Le projet minier Crevier, qui vise à exploiter un gisement de niobium et de tantale situé au nord de Girardville, n’est pas mort. Au contraire, il a connu des avancées intéressantes au cours de la dernière année et a fait l’objet d’investissements de quelques centaines de milliers de dollars.

« Le projet est toujours dans nos cartons et on y travaille. Nous ne sommes pas physiquement sur le terrain, mais il y a du travail qui se fait en laboratoire, entre autres avec le groupe COREM à Québec. En 2019, nous sommes d’ailleurs allés chercher des échantillons sur le terrain. On veut vraiment remettre ce projet à jour », explique Jean-Sébastien David, qui siège sur le c.a. du principal actionnaire, Métaux Niobay, et qui se décrit un peu comme le parrain du projet Crevier.

Batteries

À l’origine, le projet Crevier avait eu des bâtons dans les roues en raison des coûts élevés des procédés de traitement des minéraux, ce qui ne laissait pas entrevoir de rentabilité. Or, la situation a évolué de façon importante, explique Jean-Sébastien David.

« Actuellement, le marché est plus que là. Il y a une nouveauté dans le marché de la batterie où on utilise l’oxyde de niobium dans la fabrication d’anodes. Ça permet de fabriquer des batteries plus performantes et qui se rechargent plus rapidement. »

La production d’oxyde de niobium permettrait ainsi au projet Crevier de trouver sa rentabilité en répondant à un besoin qui risque fort d’être croissant.

Le niobium en provenance du gisement Crevier serait donc destiné à tout autre segment de marché que celui de la mine Niobec de Saint-Honoré.

Filière intéressante

Une entente a passé bien près d’être conclue avec un groupe européen qui aurait utilisé ce produit, mais elle a finalement achoppé à la dernière minute. En attendant de pouvoir trouver un autre partenaire, de nouveaux essais métallurgiques seront effectués en laboratoire.

« La demande est là, ça, c’est clair. On a donc pris la décision de relancer le projet pour remettre à jour les études de faisabilité.
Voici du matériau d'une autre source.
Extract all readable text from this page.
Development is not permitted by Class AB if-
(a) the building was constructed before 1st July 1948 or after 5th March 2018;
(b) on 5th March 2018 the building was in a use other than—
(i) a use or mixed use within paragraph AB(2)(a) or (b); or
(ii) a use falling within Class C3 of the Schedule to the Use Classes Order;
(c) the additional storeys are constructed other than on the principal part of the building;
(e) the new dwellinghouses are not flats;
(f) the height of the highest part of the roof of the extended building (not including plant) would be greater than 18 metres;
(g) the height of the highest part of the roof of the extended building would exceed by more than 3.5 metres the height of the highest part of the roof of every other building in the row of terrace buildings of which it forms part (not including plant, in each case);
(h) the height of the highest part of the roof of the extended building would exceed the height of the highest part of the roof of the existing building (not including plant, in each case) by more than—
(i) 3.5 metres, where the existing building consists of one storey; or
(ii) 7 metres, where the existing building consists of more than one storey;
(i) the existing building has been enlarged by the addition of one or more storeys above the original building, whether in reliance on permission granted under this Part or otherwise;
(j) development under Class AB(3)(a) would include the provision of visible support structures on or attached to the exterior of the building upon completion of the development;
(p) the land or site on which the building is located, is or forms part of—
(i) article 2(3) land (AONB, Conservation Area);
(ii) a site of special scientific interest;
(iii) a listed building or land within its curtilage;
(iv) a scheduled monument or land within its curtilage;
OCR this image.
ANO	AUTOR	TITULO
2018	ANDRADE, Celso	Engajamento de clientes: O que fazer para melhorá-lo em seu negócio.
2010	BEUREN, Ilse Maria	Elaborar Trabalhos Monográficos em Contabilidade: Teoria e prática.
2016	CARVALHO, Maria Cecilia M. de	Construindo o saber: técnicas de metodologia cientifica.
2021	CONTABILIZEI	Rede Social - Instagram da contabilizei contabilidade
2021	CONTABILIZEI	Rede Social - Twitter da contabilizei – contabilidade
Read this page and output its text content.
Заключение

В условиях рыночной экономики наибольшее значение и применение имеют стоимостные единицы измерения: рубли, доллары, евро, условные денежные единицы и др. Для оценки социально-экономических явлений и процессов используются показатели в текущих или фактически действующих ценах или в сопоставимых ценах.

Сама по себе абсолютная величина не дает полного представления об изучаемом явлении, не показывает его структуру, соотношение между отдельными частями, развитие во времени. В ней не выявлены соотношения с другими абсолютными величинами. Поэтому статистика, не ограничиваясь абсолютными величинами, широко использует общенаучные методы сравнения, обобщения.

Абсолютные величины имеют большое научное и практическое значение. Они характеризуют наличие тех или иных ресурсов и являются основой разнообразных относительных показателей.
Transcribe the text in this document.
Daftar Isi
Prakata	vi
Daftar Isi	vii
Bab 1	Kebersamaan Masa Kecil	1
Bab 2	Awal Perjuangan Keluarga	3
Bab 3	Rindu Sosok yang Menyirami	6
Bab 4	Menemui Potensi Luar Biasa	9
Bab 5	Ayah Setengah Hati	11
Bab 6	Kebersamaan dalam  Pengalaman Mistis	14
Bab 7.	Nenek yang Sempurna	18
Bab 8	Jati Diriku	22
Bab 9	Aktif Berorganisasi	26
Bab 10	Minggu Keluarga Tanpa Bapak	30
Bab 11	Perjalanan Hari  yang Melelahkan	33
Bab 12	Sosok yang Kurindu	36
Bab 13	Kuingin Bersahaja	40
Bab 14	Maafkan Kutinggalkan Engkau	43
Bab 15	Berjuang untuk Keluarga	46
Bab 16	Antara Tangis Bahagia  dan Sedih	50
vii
On travaillera là-dessus tout l’été. Je n’aimais pas non plus le plan minier original, alors j’ai refait le dossier. C’est une filière qui est vraiment intéressante que l’on pourrait développer chez nous, au Québec. On a confiance! »

Tantale

Le tantale disponible dans le gisement Crevier pourrait quant à lui être écoulé dans les marchés traditionnels pour ce produit. Il s’agit d’un métal utilisé en grande partie dans les hautes sphères technologiques.